In modernization initiatives and other corporate transformations, data virtualization can minimize the number of point‐to‐point connections, ease access to the data, provide view spanning across multiple systems and therefore reduces the necessary efforts and increases the potential for IT to create new strategic value.

Data virtualization can also ease the migration of whole architectures, or parts of it, into the cloud. Think of IoT cloud offerings; they are easy to set up, but they still need to integrate into the company’s data backbone.

4 Summary

Digital transformation is becoming the new status quo. Uber and Airbnb, now household names, are also familiar examples of traditional businesses being disrupted by software based businesses. But also consider the fintech and insurtech industries. All kinds of new technologies are disrupting traditional on‐premise models in automotive, retail, and other industries. 3D printing disrupts typical production and retail processes; the IoT and wearables are about to disrupt even more sectors, e. g. manufacturing, pharma, and life‐sciences.
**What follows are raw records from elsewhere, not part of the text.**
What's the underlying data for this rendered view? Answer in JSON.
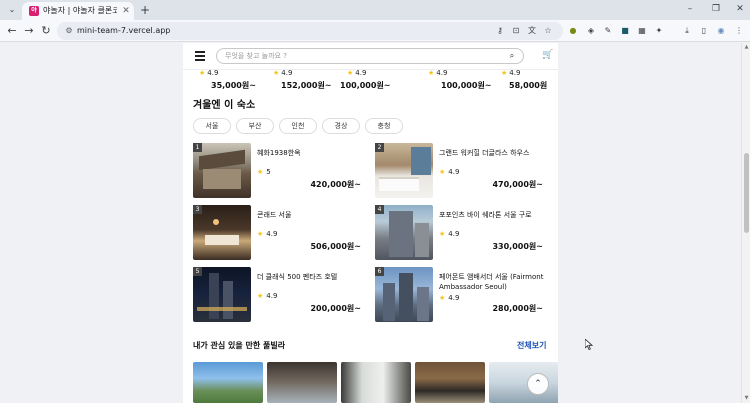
{
  "browser": {
    "tab_title": "야놀자 | 야놀자 클론코딩 사이",
    "url": "mini-team-7.vercel.app",
    "tab_favicon": "야",
    "icons": {
      "tab_menu": "tab-search-icon",
      "tab_close": "close-icon",
      "new_tab": "plus-icon",
      "back": "arrow-left-icon",
      "forward": "arrow-right-icon",
      "reload": "reload-icon",
      "site_info": "tune-icon"
    },
    "win": {
      "minimize": "–",
      "restore": "❐",
      "close": "✕"
    }
  },
  "header": {
    "search_placeholder": "무엇을 찾고 놀까요 ?"
  },
  "top_row": [
    {
      "rating": "4.9",
      "price": "35,000원~"
    },
    {
      "rating": "4.9",
      "price": "152,000원~"
    },
    {
      "rating": "4.9",
      "price": "100,000원~"
    },
    {
      "rating": "4.9",
      "price": "100,000원~"
    },
    {
      "rating": "4.9",
      "price": "58,000원"
    }
  ],
  "winter_section": {
    "title": "겨울엔 이 숙소",
    "regions": [
      "서울",
      "부산",
      "인천",
      "경상",
      "충청"
    ],
    "items": [
      {
        "rank": "1",
        "name": "혜화1938한옥",
        "rating": "5",
        "price": "420,000원~"
      },
      {
        "rank": "2",
        "name": "그랜드 워커힐 더글라스 하우스",
        "rating": "4.9",
        "price": "470,000원~"
      },
      {
        "rank": "3",
        "name": "콘래드 서울",
        "rating": "4.9",
        "price": "506,000원~"
      },
      {
        "rank": "4",
        "name": "포포인츠 바이 쉐라톤 서울 구로",
        "rating": "4.9",
        "price": "330,000원~"
      },
      {
        "rank": "5",
        "name": "더 클래식 500 펜타즈 호텔",
        "rating": "4.9",
        "price": "200,000원~"
      },
      {
        "rank": "6",
        "name": "페어몬트 앰배서더 서울 (Fairmont Ambassador Seoul)",
        "rating": "4.9",
        "price": "280,000원~"
      }
    ]
  },
  "villa_section": {
    "title": "내가 관심 있을 만한 풀빌라",
    "see_all": "전체보기"
  },
  "colors": {
    "accent_link": "#1f54b8",
    "star": "#f5c518",
    "favicon": "#d91f6f"
  }
}
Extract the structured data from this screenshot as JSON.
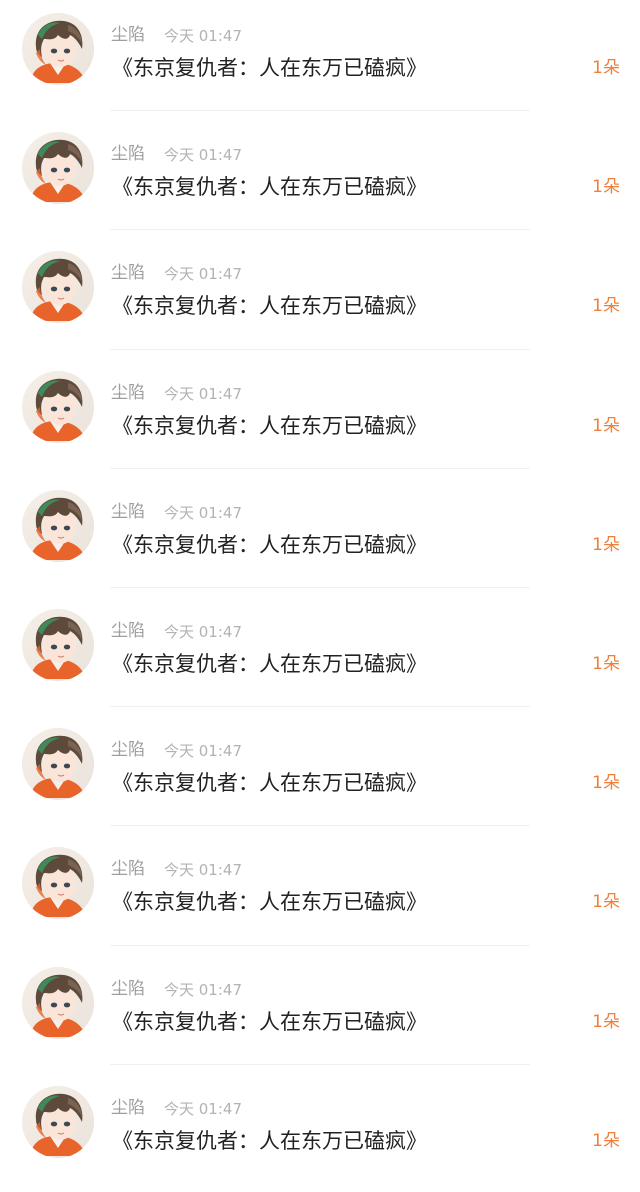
{
  "colors": {
    "username": "#9e9e9e",
    "time": "#b3b3b3",
    "title": "#222222",
    "count": "#ef7f3a",
    "divider": "#f0f0f0"
  },
  "entries": [
    {
      "avatar": "anime-boy-avatar-icon",
      "username": "尘陷",
      "time": "今天 01:47",
      "title": "《东京复仇者：人在东万已磕疯》",
      "count": "1朵"
    },
    {
      "avatar": "anime-boy-avatar-icon",
      "username": "尘陷",
      "time": "今天 01:47",
      "title": "《东京复仇者：人在东万已磕疯》",
      "count": "1朵"
    },
    {
      "avatar": "anime-boy-avatar-icon",
      "username": "尘陷",
      "time": "今天 01:47",
      "title": "《东京复仇者：人在东万已磕疯》",
      "count": "1朵"
    },
    {
      "avatar": "anime-boy-avatar-icon",
      "username": "尘陷",
      "time": "今天 01:47",
      "title": "《东京复仇者：人在东万已磕疯》",
      "count": "1朵"
    },
    {
      "avatar": "anime-boy-avatar-icon",
      "username": "尘陷",
      "time": "今天 01:47",
      "title": "《东京复仇者：人在东万已磕疯》",
      "count": "1朵"
    },
    {
      "avatar": "anime-boy-avatar-icon",
      "username": "尘陷",
      "time": "今天 01:47",
      "title": "《东京复仇者：人在东万已磕疯》",
      "count": "1朵"
    },
    {
      "avatar": "anime-boy-avatar-icon",
      "username": "尘陷",
      "time": "今天 01:47",
      "title": "《东京复仇者：人在东万已磕疯》",
      "count": "1朵"
    },
    {
      "avatar": "anime-boy-avatar-icon",
      "username": "尘陷",
      "time": "今天 01:47",
      "title": "《东京复仇者：人在东万已磕疯》",
      "count": "1朵"
    },
    {
      "avatar": "anime-boy-avatar-icon",
      "username": "尘陷",
      "time": "今天 01:47",
      "title": "《东京复仇者：人在东万已磕疯》",
      "count": "1朵"
    },
    {
      "avatar": "anime-boy-avatar-icon",
      "username": "尘陷",
      "time": "今天 01:47",
      "title": "《东京复仇者：人在东万已磕疯》",
      "count": "1朵"
    }
  ]
}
To stay ahead of these developments and transform into real, data‐driven enterprises, IT and business teams need to work closely together, with IT holding responsibility for information management and provisioning, and business teams being responsible for analytics and acting on outcomes. Fact‐based decision making needs to be incorporated into all processes, which requires the appropriate technologies. The key asset is data, supported and protected by effective information management.

The IT infrastructures of most companies have been in development for more than 20 years and are challenged by all the new technologies that have emerged in the last five years. Many data silos still exist, and to leverage data for digital business outcomes, companies need fast data strategies for delivering data at the speed of business. This chapter outlined an approach that uses data virtualization as a data integration layer, providing data consumers with instantaneous, unified views of the data across myriad, disparate sources. The data virtualization layer enables governed self‐service across the whole enterprise, with access to the data for all groups in the enterprise, fully aligned with security and access policies.
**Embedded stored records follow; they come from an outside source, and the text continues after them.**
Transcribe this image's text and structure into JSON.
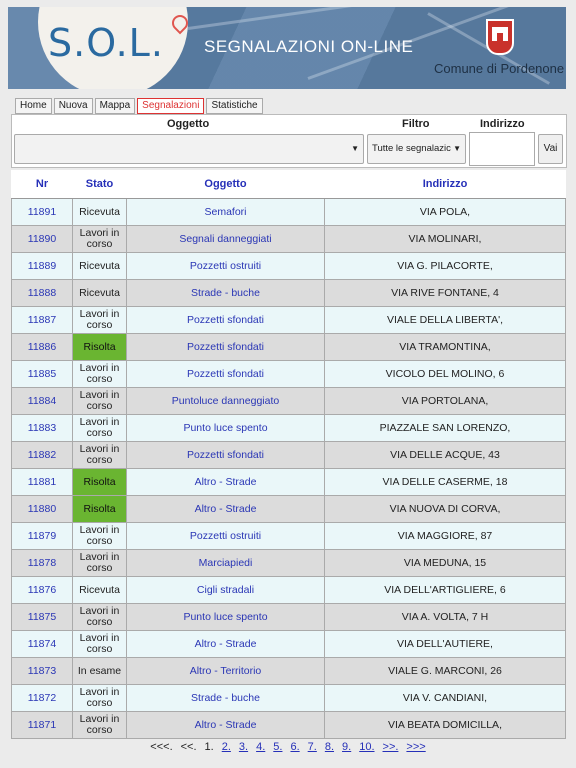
{
  "header": {
    "logo": "S.O.L.",
    "slogan": "SEGNALAZIONI ON-LINE",
    "comune": "Comune di Pordenone"
  },
  "tabs": [
    "Home",
    "Nuova",
    "Mappa",
    "Segnalazioni",
    "Statistiche"
  ],
  "active_tab": "Segnalazioni",
  "filters": {
    "oggetto_label": "Oggetto",
    "oggetto_value": "",
    "filtro_label": "Filtro",
    "filtro_value": "Tutte le segnalazic",
    "indirizzo_label": "Indirizzo",
    "indirizzo_value": "",
    "go_button": "Vai"
  },
  "table": {
    "headers": [
      "Nr",
      "Stato",
      "Oggetto",
      "Indirizzo"
    ],
    "rows": [
      {
        "nr": "11891",
        "stato": "Ricevuta",
        "oggetto": "Semafori",
        "indirizzo": "VIA POLA,"
      },
      {
        "nr": "11890",
        "stato": "Lavori in corso",
        "oggetto": "Segnali danneggiati",
        "indirizzo": "VIA MOLINARI,"
      },
      {
        "nr": "11889",
        "stato": "Ricevuta",
        "oggetto": "Pozzetti ostruiti",
        "indirizzo": "VIA G. PILACORTE,"
      },
      {
        "nr": "11888",
        "stato": "Ricevuta",
        "oggetto": "Strade - buche",
        "indirizzo": "VIA RIVE FONTANE, 4"
      },
      {
        "nr": "11887",
        "stato": "Lavori in corso",
        "oggetto": "Pozzetti sfondati",
        "indirizzo": "VIALE DELLA LIBERTA',"
      },
      {
        "nr": "11886",
        "stato": "Risolta",
        "oggetto": "Pozzetti sfondati",
        "indirizzo": "VIA TRAMONTINA,"
      },
      {
        "nr": "11885",
        "stato": "Lavori in corso",
        "oggetto": "Pozzetti sfondati",
        "indirizzo": "VICOLO DEL MOLINO, 6"
      },
      {
        "nr": "11884",
        "stato": "Lavori in corso",
        "oggetto": "Puntoluce danneggiato",
        "indirizzo": "VIA PORTOLANA,"
      },
      {
        "nr": "11883",
        "stato": "Lavori in corso",
        "oggetto": "Punto luce spento",
        "indirizzo": "PIAZZALE SAN LORENZO,"
      },
      {
        "nr": "11882",
        "stato": "Lavori in corso",
        "oggetto": "Pozzetti sfondati",
        "indirizzo": "VIA DELLE ACQUE, 43"
      },
      {
        "nr": "11881",
        "stato": "Risolta",
        "oggetto": "Altro - Strade",
        "indirizzo": "VIA DELLE CASERME, 18"
      },
      {
        "nr": "11880",
        "stato": "Risolta",
        "oggetto": "Altro - Strade",
        "indirizzo": "VIA NUOVA DI CORVA,"
      },
      {
        "nr": "11879",
        "stato": "Lavori in corso",
        "oggetto": "Pozzetti ostruiti",
        "indirizzo": "VIA MAGGIORE, 87"
      },
      {
        "nr": "11878",
        "stato": "Lavori in corso",
        "oggetto": "Marciapiedi",
        "indirizzo": "VIA MEDUNA, 15"
      },
      {
        "nr": "11876",
        "stato": "Ricevuta",
        "oggetto": "Cigli stradali",
        "indirizzo": "VIA DELL'ARTIGLIERE, 6"
      },
      {
        "nr": "11875",
        "stato": "Lavori in corso",
        "oggetto": "Punto luce spento",
        "indirizzo": "VIA A. VOLTA, 7 H"
      },
      {
        "nr": "11874",
        "stato": "Lavori in corso",
        "oggetto": "Altro - Strade",
        "indirizzo": "VIA DELL'AUTIERE,"
      },
      {
        "nr": "11873",
        "stato": "In esame",
        "oggetto": "Altro - Territorio",
        "indirizzo": "VIALE G. MARCONI, 26"
      },
      {
        "nr": "11872",
        "stato": "Lavori in corso",
        "oggetto": "Strade - buche",
        "indirizzo": "VIA V. CANDIANI,"
      },
      {
        "nr": "11871",
        "stato": "Lavori in corso",
        "oggetto": "Altro - Strade",
        "indirizzo": "VIA BEATA DOMICILLA,"
      }
    ]
  },
  "pagination": [
    {
      "label": "<<<.",
      "link": false
    },
    {
      "label": "<<.",
      "link": false
    },
    {
      "label": "1.",
      "link": false
    },
    {
      "label": "2.",
      "link": true
    },
    {
      "label": "3.",
      "link": true
    },
    {
      "label": "4.",
      "link": true
    },
    {
      "label": "5.",
      "link": true
    },
    {
      "label": "6.",
      "link": true
    },
    {
      "label": "7.",
      "link": true
    },
    {
      "label": "8.",
      "link": true
    },
    {
      "label": "9.",
      "link": true
    },
    {
      "label": "10.",
      "link": true
    },
    {
      "label": ">>.",
      "link": true
    },
    {
      "label": ">>>",
      "link": true
    }
  ],
  "colors": {
    "risolta": "#6ab531",
    "link_blue": "#2630b8",
    "active_tab": "#dd3333"
  }
}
The five use cases that we presented illustrate shifts from traditional to digital business models. As seen in these examples, data virtualization creates a path for process optimization, big data integration, and cloud analytics. Data virtualization also paves the way for enhancements to the data warehouse, business intelligence modernization, and the overall transformation of IT architectures, all while maintaining regulatory compliance.
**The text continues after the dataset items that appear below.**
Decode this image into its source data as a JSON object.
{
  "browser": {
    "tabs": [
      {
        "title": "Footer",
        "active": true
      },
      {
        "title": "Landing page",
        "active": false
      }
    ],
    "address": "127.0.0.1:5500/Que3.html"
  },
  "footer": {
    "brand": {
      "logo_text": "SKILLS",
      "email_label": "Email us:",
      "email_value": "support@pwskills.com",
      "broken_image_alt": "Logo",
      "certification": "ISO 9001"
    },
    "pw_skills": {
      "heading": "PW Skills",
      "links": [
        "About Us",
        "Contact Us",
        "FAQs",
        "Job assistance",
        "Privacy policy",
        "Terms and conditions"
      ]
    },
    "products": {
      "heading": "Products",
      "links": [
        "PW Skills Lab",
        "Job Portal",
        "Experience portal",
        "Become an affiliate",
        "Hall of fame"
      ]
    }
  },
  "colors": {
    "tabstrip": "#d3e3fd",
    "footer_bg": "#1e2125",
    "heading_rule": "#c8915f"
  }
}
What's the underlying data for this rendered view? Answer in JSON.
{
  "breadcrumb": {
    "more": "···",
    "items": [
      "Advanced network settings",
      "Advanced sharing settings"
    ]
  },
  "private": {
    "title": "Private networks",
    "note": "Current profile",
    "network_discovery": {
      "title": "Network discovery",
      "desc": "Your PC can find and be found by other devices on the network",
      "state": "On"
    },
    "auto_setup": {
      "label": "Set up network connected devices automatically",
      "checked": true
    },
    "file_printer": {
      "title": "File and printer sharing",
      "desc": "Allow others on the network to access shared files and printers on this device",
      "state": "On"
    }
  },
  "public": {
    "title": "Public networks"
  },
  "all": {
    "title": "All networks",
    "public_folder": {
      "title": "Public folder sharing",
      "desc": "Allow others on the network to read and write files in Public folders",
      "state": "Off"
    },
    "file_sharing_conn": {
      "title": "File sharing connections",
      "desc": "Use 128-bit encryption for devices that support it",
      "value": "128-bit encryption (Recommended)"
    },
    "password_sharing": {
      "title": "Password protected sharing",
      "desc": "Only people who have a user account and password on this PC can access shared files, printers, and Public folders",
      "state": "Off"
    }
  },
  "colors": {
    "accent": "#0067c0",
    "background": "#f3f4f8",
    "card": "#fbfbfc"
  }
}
With this kind of power, companies are able to respond immediately to customers’ changing needs and have the capacity to disrupt traditional limitations across the entire business lifecycle. Manufacturers, for example, might be able to design a sports shoe, a fashion accessory, or a car body, using just a laptop, and bring the products to market in just a few days. With the power of data virtualization, companies are limited only by their imaginations.